FAM83F Protein Implicated in Papillary Thyroid Cancer and Drug Resistance
The FAM83F protein contributes to papillary thyroid cancer cell viability and doxorubicin resistance, according to a study presented at the 85th Annual Meeting of the ATA.
The FAM83F protein contributes to papillary thyroid cancer (PTC) cell viability and doxorubicin resistance, according to authors of a preclinical lab study reported at the 15th International Thyroid Congress (ITC) and 85th Annual Meeting of the American Thyroid Association (ATA) this week in Lake Buena Vista, Florida.
“FAM83F is overexpressed in human PTC, and exerts a pro-oncogenic role that involves the reduction of thyroid cell differentiation and activation of stem cell genes to increase cell viability, migration, and resistance to doxorubicin,” reported lead study author Cesar Seigi Fuziwara, PhD, of the department of cell and developmental biology at the University of São Paulo, São Paulo, Brazil.
Molecular profiling has revealed that PTCs frequently harbor genetic mutations in the mitogen-activated protein kinases (MAPK) signaling pathway, such as altered RET, RAS, and BRAF genes, Dr.

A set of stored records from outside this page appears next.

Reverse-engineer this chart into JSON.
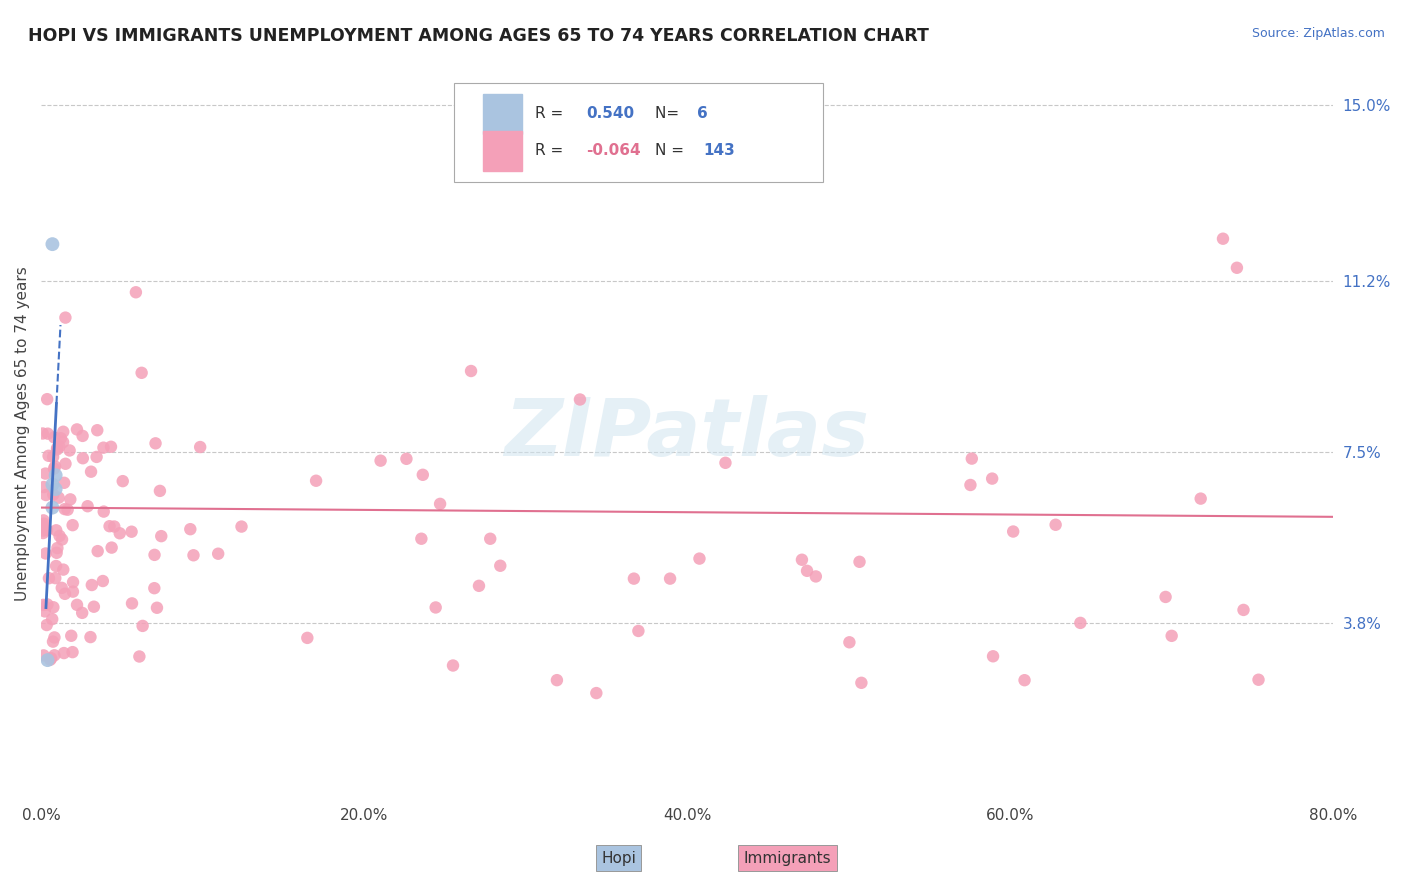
{
  "title": "HOPI VS IMMIGRANTS UNEMPLOYMENT AMONG AGES 65 TO 74 YEARS CORRELATION CHART",
  "source": "Source: ZipAtlas.com",
  "ylabel": "Unemployment Among Ages 65 to 74 years",
  "xlim": [
    0.0,
    0.8
  ],
  "ylim": [
    0.0,
    0.158
  ],
  "xtick_labels": [
    "0.0%",
    "20.0%",
    "40.0%",
    "60.0%",
    "80.0%"
  ],
  "xtick_vals": [
    0.0,
    0.2,
    0.4,
    0.6,
    0.8
  ],
  "ytick_labels": [
    "3.8%",
    "7.5%",
    "11.2%",
    "15.0%"
  ],
  "ytick_vals": [
    0.038,
    0.075,
    0.112,
    0.15
  ],
  "hopi_R": 0.54,
  "hopi_N": 6,
  "immigrants_R": -0.064,
  "immigrants_N": 143,
  "hopi_color": "#aac4e0",
  "hopi_line_color": "#4472c4",
  "immigrants_color": "#f4a0b8",
  "immigrants_line_color": "#e07090",
  "background_color": "#ffffff",
  "grid_color": "#c8c8c8",
  "hopi_x": [
    0.004,
    0.007,
    0.007,
    0.007,
    0.009,
    0.009
  ],
  "hopi_y": [
    0.03,
    0.12,
    0.068,
    0.063,
    0.07,
    0.067
  ]
}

Fuziwara noted.
Just how these genetic alterations contribute to aggressive tumor behavior is incompletely understood, but there is reason to suspect that FAM83F proteins might play a role in PTC aggressiveness, including treatment resistance, Dr. Fuziwara said. Expression of FAM83 genes is elevated in treatment-refractory breast and lung cancer, he noted.
“Previously, our group has identified in the Human Genome Cancer Project (FAPESP/LICR) FAM83F gene (previously, LOC113828) located at chromosome 22. The family of FAM83 is composed by eight members, from FAM83A to FAM83H,” said Dr. Fuziwara. “Interestingly, goiter displays nuclear staining of FAM83F, while PTC from BRAF-transgenic mice (Tg-BRAF) exhibits high expression of FAM83F.”
To study the role of FAM83F in PTC, Dr. Fuziwara and his coauthors used immunohistochemistry and protein levels to measure FAM83F gene expression in human thyroid tumors and Tg-BRAF mice. They then experimentally overexpressed FAM83F in vitro to analyze human thyroid cell viability, migration, and doxorubicin resistance.
FAM83F was overexpressed in PTC. Experimental overexpression increased cell viability, migration, and doxorubicin resistance, and cell “stemness” markers (Lin28b and Hmga2 expression) in thyroid cells, and reduced cell differentiation, he reported.
“FAM83F overexpression increases resistance to doxorubicin,” concluded Dr. Fuziwara.